Student Projects

Welcome to the UCCSER team, we are looking forward to seeing your work this year. This page of documentation is to help you get setup within the team, and information specific to developing a student project.

First Steps

We recommend you take the time to read the entirety of this documentation website, as it walks you through our contribution style, projects, and technical stack.

If you are not familiar with Django, we ask you complete the Django tutorial (up to part 7). It does a great job of walking you through the main concepts of Django.

Research and Test Deployments

It's likely at some point of your project you will want to test your website with users. Our main projects have a 'research' workflow built in that allows running your modified project at a testing domain that's accessible to the public (since most of our testing happens remotely).

The following domains are set aside for research projects:

The modifications can be in an official UCCSER GitHub repository, or a fork from one of these repositories.

Setup for deployment

Note: Some websites (for example: codeWOF) have additional features or behaviours when in research mode, see the projects documentation for more information.

The following steps need to be taken in order for a website to be deployed:

  1. If the repository is a fork from an official repository, then it should be updated to the latest commit on the develop branch. The test-and-deploy workflow on GitHub also needs permission to run (if it isn't already).

  2. A new git branch needs to be created off the branch that contains the changes to test. This branch must start with research-study-. This new branch will have specific commits for publishing the website and will never be merged back into the main branch the author is working on. If changes are made during research, then these are made on the branch you are working on, and pulled through to the special research branch.
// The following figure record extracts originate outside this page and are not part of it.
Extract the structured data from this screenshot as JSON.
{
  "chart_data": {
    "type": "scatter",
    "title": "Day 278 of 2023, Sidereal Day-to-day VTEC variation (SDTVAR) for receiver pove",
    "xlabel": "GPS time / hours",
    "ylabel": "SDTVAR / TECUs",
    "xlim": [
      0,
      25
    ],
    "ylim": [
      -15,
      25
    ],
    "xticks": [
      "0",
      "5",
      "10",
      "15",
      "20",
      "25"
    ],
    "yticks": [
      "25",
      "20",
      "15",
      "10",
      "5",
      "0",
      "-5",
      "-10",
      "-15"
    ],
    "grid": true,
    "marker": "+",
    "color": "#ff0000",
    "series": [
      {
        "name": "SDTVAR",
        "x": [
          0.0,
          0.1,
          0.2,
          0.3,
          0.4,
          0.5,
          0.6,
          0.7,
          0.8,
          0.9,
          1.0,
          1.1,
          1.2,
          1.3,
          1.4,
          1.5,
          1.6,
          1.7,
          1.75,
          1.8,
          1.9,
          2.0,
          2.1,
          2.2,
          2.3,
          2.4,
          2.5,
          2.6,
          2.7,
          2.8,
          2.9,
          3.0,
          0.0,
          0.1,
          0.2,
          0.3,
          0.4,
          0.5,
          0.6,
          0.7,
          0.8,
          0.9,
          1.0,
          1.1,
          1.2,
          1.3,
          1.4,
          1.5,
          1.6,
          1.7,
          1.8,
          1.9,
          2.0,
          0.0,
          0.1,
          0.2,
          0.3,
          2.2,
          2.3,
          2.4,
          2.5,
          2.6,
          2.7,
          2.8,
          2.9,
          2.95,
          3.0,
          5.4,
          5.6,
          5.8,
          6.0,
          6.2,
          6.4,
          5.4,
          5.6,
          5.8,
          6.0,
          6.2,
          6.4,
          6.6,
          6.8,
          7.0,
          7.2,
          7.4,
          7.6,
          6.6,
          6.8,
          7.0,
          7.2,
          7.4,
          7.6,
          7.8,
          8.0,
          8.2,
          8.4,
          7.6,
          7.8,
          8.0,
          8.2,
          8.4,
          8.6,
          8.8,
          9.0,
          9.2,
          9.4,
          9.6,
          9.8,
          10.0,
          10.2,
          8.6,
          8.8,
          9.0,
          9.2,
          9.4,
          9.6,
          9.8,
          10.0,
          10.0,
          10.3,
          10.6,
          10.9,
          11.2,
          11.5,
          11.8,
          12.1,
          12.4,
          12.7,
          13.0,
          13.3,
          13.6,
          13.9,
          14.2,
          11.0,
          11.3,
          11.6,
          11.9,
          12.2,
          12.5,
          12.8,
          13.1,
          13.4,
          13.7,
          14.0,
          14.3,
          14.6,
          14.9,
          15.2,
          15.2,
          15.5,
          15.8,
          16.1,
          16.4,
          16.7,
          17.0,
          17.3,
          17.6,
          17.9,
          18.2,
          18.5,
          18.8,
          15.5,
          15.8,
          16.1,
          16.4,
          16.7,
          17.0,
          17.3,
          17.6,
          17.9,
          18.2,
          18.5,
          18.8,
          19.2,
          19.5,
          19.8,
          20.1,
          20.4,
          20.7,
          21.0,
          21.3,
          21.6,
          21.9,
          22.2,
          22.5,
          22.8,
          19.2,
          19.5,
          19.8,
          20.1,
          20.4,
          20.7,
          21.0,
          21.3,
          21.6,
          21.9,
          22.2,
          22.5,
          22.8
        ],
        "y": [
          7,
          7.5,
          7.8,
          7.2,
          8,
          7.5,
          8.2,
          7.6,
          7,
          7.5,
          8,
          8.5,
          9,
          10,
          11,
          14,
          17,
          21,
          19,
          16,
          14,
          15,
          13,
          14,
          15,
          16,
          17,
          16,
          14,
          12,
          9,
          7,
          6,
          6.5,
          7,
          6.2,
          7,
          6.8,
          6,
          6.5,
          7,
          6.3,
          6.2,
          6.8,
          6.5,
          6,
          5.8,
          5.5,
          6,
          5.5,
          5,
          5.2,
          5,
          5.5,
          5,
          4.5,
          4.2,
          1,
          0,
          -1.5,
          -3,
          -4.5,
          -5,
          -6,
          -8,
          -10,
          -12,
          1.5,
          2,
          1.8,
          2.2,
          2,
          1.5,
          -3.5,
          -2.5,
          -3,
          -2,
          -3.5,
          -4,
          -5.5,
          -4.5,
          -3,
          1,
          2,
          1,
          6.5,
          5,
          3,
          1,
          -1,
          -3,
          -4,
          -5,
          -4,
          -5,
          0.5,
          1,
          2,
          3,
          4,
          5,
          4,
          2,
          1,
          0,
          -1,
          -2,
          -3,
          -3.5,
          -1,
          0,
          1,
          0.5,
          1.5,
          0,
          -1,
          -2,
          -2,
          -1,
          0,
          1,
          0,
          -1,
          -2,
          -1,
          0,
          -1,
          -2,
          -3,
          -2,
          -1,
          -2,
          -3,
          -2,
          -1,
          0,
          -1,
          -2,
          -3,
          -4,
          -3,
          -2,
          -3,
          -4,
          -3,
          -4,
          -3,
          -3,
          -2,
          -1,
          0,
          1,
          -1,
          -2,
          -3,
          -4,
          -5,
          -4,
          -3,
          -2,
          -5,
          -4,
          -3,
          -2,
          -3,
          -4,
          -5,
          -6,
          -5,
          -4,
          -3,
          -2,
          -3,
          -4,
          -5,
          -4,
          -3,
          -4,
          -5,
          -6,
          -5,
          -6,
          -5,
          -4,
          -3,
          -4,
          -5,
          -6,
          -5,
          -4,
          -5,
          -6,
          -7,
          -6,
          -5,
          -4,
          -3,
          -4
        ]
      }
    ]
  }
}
  3. On the research branch, the docker-compose.prod.yml needs to be modified in the following places:

    • The value for x-django-config: image: needs to be set to the image created by your repository. This is likely to be ghcr.io/{YOUR_USERNAME}/{PROJECT_NAME}:{RESEARCH_BRANCH_NAME}. For example, the value may be ghcr.io/jackmorgannz/cs-unplugged:research-study-block-based-programming
    • Any ${PROJECT_DOMAIN} values need to replaced with an available URL. For example, the value may be uccser-study-four.csse.canterbury.ac.nz.
    • Any ${PROJECT_ROUTER_RULE} values need to replaced with a valid Traefik routing rule. For example, the value may be Host(`uccser-study-four.csse.canterbury.ac.nz`).
    • Any traefik routers and services needs to be renamed so it doesn't conflict with existing websites Traefik settings. For example, if the existing compose file used cs-unplugged-django for its service and router, then replace all occurences with uccser-study-four-django.
    • Any Docker secrets and configs need to be renamed so it doesn't conflict with existing values. For example, if the existing compose file contains the secret cs-unplugged_django_secret_key, then the secret should be renamed to uccser-study-four_django_secret_key.
  4. Push your research-study- branch, wait for the test-and-deploy workflow to complete on GitHub. Your package should now be available on GitHub (listed on the repository homepage).

  5. Ask a staff member who has permissions to the development swarm to deploy the website.

Staff notes

  • Clone the repository within the swarm within a directory for the research number. This avoids conflicts of two projects with the same name existing in the same directory.
  • All secret values need to created.
  • If the website contains an accessible admin interface, you will want to run createsuperuser to create an account for the student.
  • You also need to set the correct site domain under 'Sites' in the admin interface if emails are being sent to users.

After deployment

If you need to make changes to the website once it's deployed, make the changes on your normal development branch, and then pull your changes into your research-study- branch. This avoids any of the changes to the docker-compose.prod.yml entering into your final work. Once you have pulled the changes through, wait for the test-and-deploy workflow to complete on GitHub, and then notify a staff member to redeploy your website.

Remember to ask the staff member to remove your website once your testing is completed. You can also then delete your research-study- branch.

After research

Once your reseach is concluded and you no longer require the research website, please inform a staff member who has permissions to the development swarm to remove the website.

Staff notes

  • Remove the Docker Stack using docker stack rm {STACK_NAME} on a manager node.
  • Remove the Docker Volumes of the stack on the database node (see server-tools repository for details) as these will contain research participant's data and is not removed with the previous command.

Group Logos

You may wish to use the logo for our group during your project, our logos are below:

Final Report

We will ask permission to include your final report within our repository, as this aids future students and contributors.